Tennessee coach Butch Jones watches his team play Kentucky in Lexington, Ky., on Nov. 30, 2013. (AP Photo/Garry Jones, File)
It usually turns more than a few heads when a top high school recruit commits to a struggling football program.
There are many reasons, including the school’s proximity to home, a relationship with a recruiter, the system the staff runs or maybe a new coach.
Kentucky, Tennessee and Virginia have not had a lot of success recently — absent from bowls the past two years and going a combined 9-27 last season — but enter Wednesday’s national signing day having landed some of the schools’ best recruiting classes ever.
Kentucky’s class, ranked 13th by Rivals.com., includes 6-foot-5, 380-pound defensive tackle of Matt Elam of Elizabethtown, Ky., a top prospect who turned down Alabama and Notre Dame to play for a Wildcats program that hasn’t won a Southeastern Conference game since 2011 and is 4-20 the last two years.
Second-year Kentucky coach Mark Stoops said prospects don’t just look directly at the wins and losses.
“They fully understand that we’re in the process of building a program, and I think the big thing is keeping those prospects around us seeing what our plan is and seeing how we’re developing that and what we plan on doing,” Stoops said. “This has been one of the most unique experiences as far as recruiting goes that I’ve ever been around. The record doesn’t even come up.
“They believe in what we’re doing and where we’re going.”
Instilling that belief needs to start at home.
Tennessee’s Butch Jones declared at his introductory news conference in December 2012 that the Vols “will own our state” with him as the coach.

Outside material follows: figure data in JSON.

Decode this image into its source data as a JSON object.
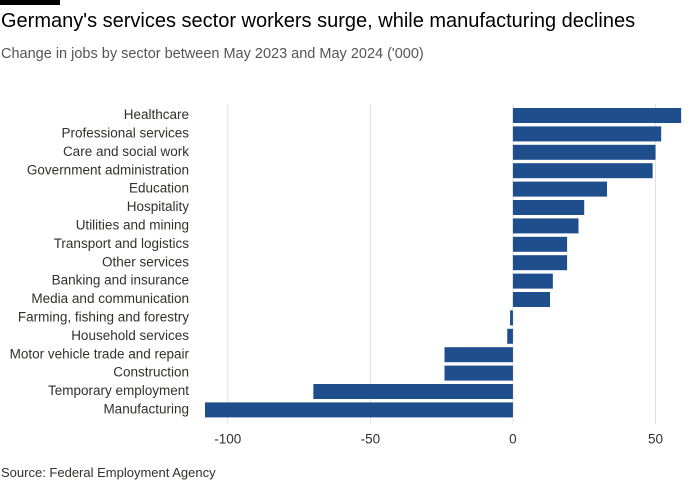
{
  "title": "Germany's services sector workers surge, while manufacturing declines",
  "subtitle": "Change in jobs by sector between May 2023 and May 2024 ('000)",
  "source": "Source: Federal Employment Agency",
  "colors": {
    "bar": "#1f4e8c",
    "grid": "#e0e0e0",
    "text": "#33302e"
  },
  "chart_data": {
    "type": "bar",
    "orientation": "horizontal",
    "title": "Germany's services sector workers surge, while manufacturing declines",
    "subtitle": "Change in jobs by sector between May 2023 and May 2024 ('000)",
    "xlabel": "",
    "ylabel": "",
    "xlim": [
      -108,
      60
    ],
    "xticks": [
      -100,
      -50,
      0,
      50
    ],
    "xtick_labels": [
      "-100",
      "-50",
      "0",
      "50"
    ],
    "grid": true,
    "categories": [
      "Healthcare",
      "Professional services",
      "Care and social work",
      "Government administration",
      "Education",
      "Hospitality",
      "Utilities and mining",
      "Transport and logistics",
      "Other services",
      "Banking and insurance",
      "Media and communication",
      "Farming, fishing and forestry",
      "Household services",
      "Motor vehicle trade and repair",
      "Construction",
      "Temporary employment",
      "Manufacturing"
    ],
    "values": [
      59,
      52,
      50,
      49,
      33,
      25,
      23,
      19,
      19,
      14,
      13,
      -1,
      -2,
      -24,
      -24,
      -70,
      -108
    ]
  }
}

After signing just two of the state’s top nine prospects last year, Jones and his staff have received verbal commitments from five of the state’s top six players according to 247 Composite, which takes the ratings of all the major recruiting services into consideration.
Jones, who replaced Derek Dooley, is coming off last year’s 5-7 finish, and his staff has hit the roads to connect with players and coaches at several instate high schools. The result is a No. 4 ranking by Rivals.com.
“Somewhere along the line that got lost,” said Zach Azzanni, Tennessee’s wide receivers coach and recruiting coordinator. “I don’t know where or how or what exactly happened. But we really tried to rekindle that fire with our instate prospects to get them to understand when you’re Tennessee born, you bleed orange from the day you’re born. ... I think we’ve been able to convince quite a few of them.”
Virginia’s Mike London has also been able to keep some five-star talent at home.
Though the fifth-year coach’s future with the Cavaliers was questionable after going 2-10 last season, he’s expected to land a top-40 class, including Andrew Brown, a defensive tackle from Chesapeake who was also named Gatorade national player of the year.
London stresses to prospects the opportunity to play right away and the chance to lead the program back to respectability. He also drives home the fact that players can earn a degree from one of the nation’s top public universities, no matter what happens on the field.
“What atmosphere, what opportunity, what environment would allow you to continue on to be what you want to be outside of the football arena?” London asked. “When you have a group of young men that are highly talented and have that type of mentality, want those types of goals, it’s my job to make sure that I craft it with the message that I hopefully have been consistent in.”
Building a relationship with a player during the recruiting process can also hurt a school. If the coach leaves, often the talented class of recruits he has wooed falls apart.
Vanderbilt is the latest to feel the sting after a coaching change.
Several prospects decided to follow coach James Franklin to Penn State when he took the job in Happy Valley last month, Before Franklin’s exit, the class was rated as 24th. As of Monday, Vandy’s class had dropped to 81st with 15 commitments — fewest in the SEC. That would be the lowest class ranking since Franklin’s first class weeks after he was hired was rated No. 70 in 2011.
Derek Mason, the former Stanford defensive coordinator, knew what he was up against when he took the job.
When he was introduced on Jan. 18, he said, “most of our young men wanted to know who their head coach was going to be ... Young men can be nervous about the process when they don’t know. Once they know, the resolve comes back.
“I think you’ll like what you see on signing day.”
That of course, is what every coach in the country hopes to be able to say Wednesday.
AP Sports Writers Hank Kurz Jr., in Charlottesville, Va., Steve Megargee in Knoxville, and Teresa Walker in Nashville contributed to this report.